“The initiatives appear to have worked and have been of great importance,” Eivind Hansen, the director of Haukeland University Hospital in Bergen, said at a press conference on Monday, according to Norwegian state broadcaster NRK.
“The fact that we have managed to isolate the infected and at the same time cure many who have come to intensive care ahas been very important, Hansen said.
He said the hospital had now discharged 34 patients who had been treated for coronavirus, eight of whom had had such a severe infection that they had to be treated in an intensive care unit.
Stig Gjerde, head of the hospital's intensive care unit, told NRK that the the health services in western Norway could have had as many as 500 patients in intensive care by this point, rather than 48, had the government not taken tough measures to slow the virus' spread.
At Stavanger University Hospital, the hospital's infectious diseases chief Jon Sundal said that the hospital currently had 12 coronavirus patients, of whom six were on respirators.

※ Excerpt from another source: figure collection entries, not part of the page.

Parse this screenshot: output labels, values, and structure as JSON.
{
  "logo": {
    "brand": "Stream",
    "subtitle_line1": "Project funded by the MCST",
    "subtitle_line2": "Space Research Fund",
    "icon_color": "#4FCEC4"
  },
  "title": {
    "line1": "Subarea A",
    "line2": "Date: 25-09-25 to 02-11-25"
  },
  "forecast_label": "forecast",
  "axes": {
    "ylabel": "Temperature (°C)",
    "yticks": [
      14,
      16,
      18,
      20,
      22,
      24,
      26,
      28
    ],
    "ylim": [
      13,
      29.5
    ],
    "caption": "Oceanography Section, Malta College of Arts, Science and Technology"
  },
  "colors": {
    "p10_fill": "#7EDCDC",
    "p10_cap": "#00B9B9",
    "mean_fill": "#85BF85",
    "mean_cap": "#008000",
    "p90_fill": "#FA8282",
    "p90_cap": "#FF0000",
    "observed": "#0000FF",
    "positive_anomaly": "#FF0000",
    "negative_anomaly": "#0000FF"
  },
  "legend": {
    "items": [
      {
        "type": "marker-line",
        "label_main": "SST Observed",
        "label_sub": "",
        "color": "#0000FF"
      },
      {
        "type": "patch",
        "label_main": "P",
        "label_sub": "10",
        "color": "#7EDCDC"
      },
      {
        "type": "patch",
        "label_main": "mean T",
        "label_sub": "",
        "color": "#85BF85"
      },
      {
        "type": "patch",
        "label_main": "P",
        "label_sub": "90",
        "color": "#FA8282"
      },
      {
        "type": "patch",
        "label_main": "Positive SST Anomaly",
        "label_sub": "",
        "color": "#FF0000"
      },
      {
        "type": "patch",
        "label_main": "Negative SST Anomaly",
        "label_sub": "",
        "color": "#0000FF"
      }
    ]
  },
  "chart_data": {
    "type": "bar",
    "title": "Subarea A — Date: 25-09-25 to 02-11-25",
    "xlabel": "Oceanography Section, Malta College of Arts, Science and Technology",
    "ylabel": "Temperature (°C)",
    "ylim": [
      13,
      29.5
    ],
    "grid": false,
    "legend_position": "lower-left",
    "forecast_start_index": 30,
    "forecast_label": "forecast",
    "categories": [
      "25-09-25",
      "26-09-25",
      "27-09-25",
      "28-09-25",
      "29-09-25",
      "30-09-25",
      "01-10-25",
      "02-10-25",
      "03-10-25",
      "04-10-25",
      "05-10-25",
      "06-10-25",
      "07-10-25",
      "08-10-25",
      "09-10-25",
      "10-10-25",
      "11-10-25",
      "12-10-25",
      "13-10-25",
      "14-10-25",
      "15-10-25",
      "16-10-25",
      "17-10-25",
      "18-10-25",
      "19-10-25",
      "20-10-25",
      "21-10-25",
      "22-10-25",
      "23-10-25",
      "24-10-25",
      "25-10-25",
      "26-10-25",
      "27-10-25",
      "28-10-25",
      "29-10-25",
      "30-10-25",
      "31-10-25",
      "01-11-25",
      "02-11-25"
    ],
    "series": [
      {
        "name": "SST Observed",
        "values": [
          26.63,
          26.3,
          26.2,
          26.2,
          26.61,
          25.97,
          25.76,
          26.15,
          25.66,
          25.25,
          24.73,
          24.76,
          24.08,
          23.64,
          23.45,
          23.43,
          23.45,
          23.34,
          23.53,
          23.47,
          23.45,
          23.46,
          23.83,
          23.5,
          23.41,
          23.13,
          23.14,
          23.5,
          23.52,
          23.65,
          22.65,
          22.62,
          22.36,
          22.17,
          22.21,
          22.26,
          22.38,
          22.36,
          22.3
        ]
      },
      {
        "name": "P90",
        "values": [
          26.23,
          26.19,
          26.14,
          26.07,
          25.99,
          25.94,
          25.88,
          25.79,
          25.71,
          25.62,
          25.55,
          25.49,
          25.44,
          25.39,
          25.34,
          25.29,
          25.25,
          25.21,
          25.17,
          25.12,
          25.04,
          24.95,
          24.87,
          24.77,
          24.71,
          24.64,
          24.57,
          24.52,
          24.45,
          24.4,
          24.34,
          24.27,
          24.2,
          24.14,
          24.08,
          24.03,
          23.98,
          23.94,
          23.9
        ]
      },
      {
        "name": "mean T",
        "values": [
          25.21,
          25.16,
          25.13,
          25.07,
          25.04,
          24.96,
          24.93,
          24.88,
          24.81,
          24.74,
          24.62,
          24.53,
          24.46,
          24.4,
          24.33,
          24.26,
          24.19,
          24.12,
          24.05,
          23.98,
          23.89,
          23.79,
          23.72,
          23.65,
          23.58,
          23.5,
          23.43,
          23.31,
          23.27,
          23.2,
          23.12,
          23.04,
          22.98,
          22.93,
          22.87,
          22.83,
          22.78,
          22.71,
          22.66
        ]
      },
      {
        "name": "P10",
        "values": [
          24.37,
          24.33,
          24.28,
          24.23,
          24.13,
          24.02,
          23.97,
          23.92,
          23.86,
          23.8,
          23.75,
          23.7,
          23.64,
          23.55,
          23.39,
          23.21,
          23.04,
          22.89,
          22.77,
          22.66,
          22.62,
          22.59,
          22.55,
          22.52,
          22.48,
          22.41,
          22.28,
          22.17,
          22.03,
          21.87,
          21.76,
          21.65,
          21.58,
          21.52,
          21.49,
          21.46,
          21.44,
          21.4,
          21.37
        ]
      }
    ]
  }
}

“This is a positive development, and we are beginning to see indications that the measures initiated by the health authorities are working,” he said, according to a report on the NTB newswire.
Espen Nakstad, the acting Deputy Director General at the Norwegian Directorate of Health, told the NTB newswire that the absence of a significant rise in hospital admissions gave “grounds for moderate optimism”, but he said it was important that Norwegians continued to respect the lockdown.
“We probably still have a large number of hidden infections, and it is important that the measures that we now follow in Norway are maintained until April 13.”